There are a fairly significant number of users without LTE. Bear in mind too that some of the names at the bottom of the list, like Brazil, are countries hosting a Grand Prix this year.
It makes me kinda sad how the article talks about a five second loading time as something that's "relatively good". I guess between cheaply made, slow sites and huge sites like reddit not giving two fucks about performance the goalposts have shifted dramatically toward the bad.
Personally for simple content-based sites I find anything above ~half a second is already quite bad, assuming a reasonable underlying connection to the server (ping < 30 ms).
As a long time F1 fan, I love the premise of this article. Perhaps we should also investigate the correlation between team marketing budgets vs web site speed, as that seems to be a major talking point about their R&D budgets vs track speed these days...
When I started out I used to contact companies and try to sell them a site upgrade, generally focusing on something that was better looking. I wonder if now the better opportunity is to demonstrate how much more efficiently you can code their site to increase performance. Reinforcing that with data on how this affects sales and surely you could snatch quite a few contracts.
Testing F1 race team websites for speed is a neat idea.
I'm a cofounder of PacketStream.io
We'd love to see you re-run these tests from our network of global residential proxies to see results from different locations around the globe. Our product lets you select a geolocation to exit from as part of the request.
If you're interested in free credits to run some more speed tests send me an email: ronald at packetstream io
These kind of websites are just a brand box-ticking exercise. They're farmed off to a low-bidding contractor or agency who have no incentive to care about performance.

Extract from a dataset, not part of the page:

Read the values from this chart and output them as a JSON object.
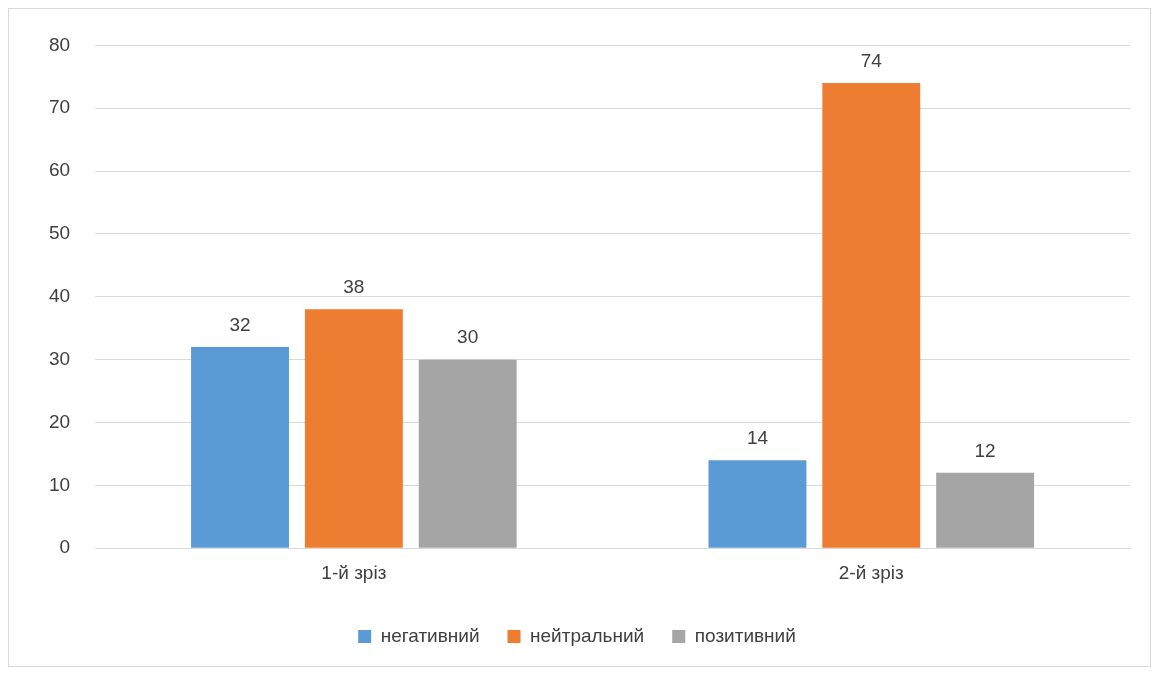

So long as the site runs fast on the client's iMacs using office wifi that's good enough.
I think your comment is a lot more insightful than it might appear on the surface.
Companies do a ton of market research, if there were some edge to optimizing your company’s site, I suspect there would have been 10 books on the subject by now.
Truth is they don’t do it because they don’t need it. Plain and simple. What exactly would they get other than HNs approval?
Your comment struck a cord with me because it’s a conversation I have had in IT millions of times.
The real wisdom in any type of endeavor is knowing when it’s ok to cut a corner and when there is absolutely no room for compromise.
Mercedes got 500 folks employed just to make the F1 engine[1], I'm sure they can afford to hire someone to get a couple of websites made.
That it's not better is probably because, does it need to be?